Die Tatsache, dass Bede Griffiths über Jahrzehnte in Indien lebte und sich tief mit den östlichen spirituellen Strömungen im Hinduismus, Buddhismus und Taoismus auseinandersetzte, erlaubte ihm einen ganz neuen Blick auf die christliche Botschaft und deren westlicher Ausprägung. Dieser Blick dürfte die eine oder andere Überraschung bergen … Also, Sicherheitsgurt anschnallen, und los geht’s 🙂 :
Wir müssen über all diese historischen Strukturen hinausgehen und den ursprünglichen Mythos des Christentums wiederfinden, die lebendige Wahrheit, die im Neuen Testament offenbart wurde. Aber das kann nicht allein durch den westlichen Verstand geschehen. Wir müssen uns für die Offenbarung des göttlichen Geheimnisses öffnen, die in Asien stattfand, im Hinduismus und Buddhismus, im Taoismus, Konfuzianismus und Shintoismus. Wir können auch nicht die intuitive Weisheit der primitiveren Völker vernachlässigen, der australischen Aborigines, der polynesischen Inselbewohner, der afrikanischen Buschmänner, der amerikanischen Indianer, der Eskimos.

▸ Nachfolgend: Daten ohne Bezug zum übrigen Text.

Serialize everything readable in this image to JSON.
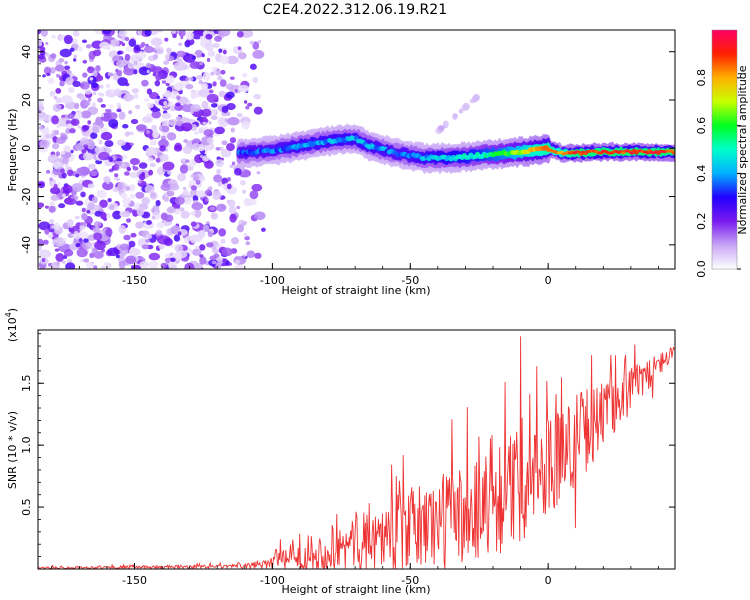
{
  "figure": {
    "title": "C2E4.2022.312.06.19.R21"
  },
  "colorbar": {
    "label": "Normalized spectral amplitude",
    "ticks": [
      "0.0",
      "0.2",
      "0.4",
      "0.6",
      "0.8"
    ],
    "tick_values": [
      0.0,
      0.2,
      0.4,
      0.6,
      0.8
    ],
    "range": [
      0,
      1
    ],
    "colors": [
      "#ffffff",
      "#c8a6f5",
      "#7a1af0",
      "#2200ff",
      "#00b0ff",
      "#00ffcc",
      "#00ff20",
      "#c8ff00",
      "#ffb000",
      "#ff2000",
      "#ff0066"
    ]
  },
  "chart_data": [
    {
      "type": "heatmap",
      "title": "C2E4.2022.312.06.19.R21",
      "xlabel": "Height of straight line (km)",
      "ylabel": "Frequency (Hz)",
      "xlim": [
        -185,
        46
      ],
      "ylim": [
        -50,
        49
      ],
      "xticks": [
        -150,
        -100,
        -50,
        0
      ],
      "xtick_labels": [
        "-150",
        "-100",
        "-50",
        "0"
      ],
      "yticks": [
        -40,
        -20,
        0,
        20,
        40
      ],
      "ytick_labels": [
        "-40",
        "-20",
        "0",
        "20",
        "40"
      ],
      "noise_region_x": [
        -185,
        -108
      ],
      "ridge": {
        "x": [
          -112,
          -100,
          -90,
          -80,
          -70,
          -65,
          -55,
          -45,
          -35,
          -25,
          -15,
          -5,
          0,
          5,
          10,
          20,
          30,
          46
        ],
        "freq": [
          -2,
          -1,
          1,
          3,
          4,
          1,
          -2,
          -4,
          -4,
          -3,
          -2,
          -1,
          0,
          -2,
          -2,
          -1.5,
          -1.5,
          -1.5
        ],
        "amplitude": [
          0.35,
          0.35,
          0.4,
          0.4,
          0.4,
          0.4,
          0.35,
          0.4,
          0.45,
          0.5,
          0.6,
          0.8,
          0.85,
          0.8,
          0.9,
          0.9,
          0.9,
          0.9
        ]
      },
      "faint_feature": {
        "x": [
          -40,
          -25
        ],
        "freq": [
          7,
          22
        ]
      }
    },
    {
      "type": "line",
      "xlabel": "Height of straight line (km)",
      "ylabel": "SNR (10 * v/v)",
      "scale_label": "(x10",
      "scale_exponent": "4",
      "scale_suffix": ")",
      "xlim": [
        -185,
        46
      ],
      "ylim": [
        0,
        1.93
      ],
      "xticks": [
        -150,
        -100,
        -50,
        0
      ],
      "xtick_labels": [
        "-150",
        "-100",
        "-50",
        "0"
      ],
      "yticks": [
        0.5,
        1.0,
        1.5
      ],
      "ytick_labels": [
        "0.5",
        "1.0",
        "1.5"
      ],
      "color": "#ee3333",
      "envelope": {
        "x": [
          -185,
          -110,
          -100,
          -90,
          -80,
          -70,
          -60,
          -50,
          -40,
          -30,
          -20,
          -10,
          0,
          10,
          20,
          30,
          40,
          46
        ],
        "baseline": [
          0.01,
          0.02,
          0.06,
          0.09,
          0.14,
          0.2,
          0.26,
          0.32,
          0.38,
          0.45,
          0.55,
          0.68,
          0.85,
          1.05,
          1.25,
          1.45,
          1.65,
          1.75
        ],
        "spread": [
          0.015,
          0.03,
          0.12,
          0.18,
          0.3,
          0.4,
          0.5,
          0.62,
          0.72,
          0.8,
          0.85,
          0.85,
          0.75,
          0.7,
          0.5,
          0.35,
          0.18,
          0.1
        ]
      },
      "peaks": [
        {
          "x": -97,
          "y": 0.24
        },
        {
          "x": -55,
          "y": 0.75
        },
        {
          "x": -25,
          "y": 1.07
        },
        {
          "x": -10,
          "y": 1.88
        },
        {
          "x": 10,
          "y": 0.33
        },
        {
          "x": 28,
          "y": 1.73
        },
        {
          "x": 38,
          "y": 1.38
        }
      ]
    }
  ]
}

Überall auf der Welt hat der höchste Geist Zeichen seiner Gegenwart hinterlassen. Das christliche Geheimnis ist das Geheimnis der Gegenwart Gottes im Menschen, und wir können kein Zeichen dieser Gegenwart vernachlässigen. Selbst der Atheist und der Agnostiker können Zeugnis von diesem Geheimnis ablegen. Atheismus und Agnostizismus bedeuten die Ablehnung bestimmter Bilder und Konzepte von Gott oder der Wahrheit, die historisch bedingt und daher unzureichend sind. Atheismus ist eine Herausforderung an die Religion, ihre Bilder und Konzepte zu reinigen und der Wahrheit des göttlichen Geheimnisses näher zu kommen.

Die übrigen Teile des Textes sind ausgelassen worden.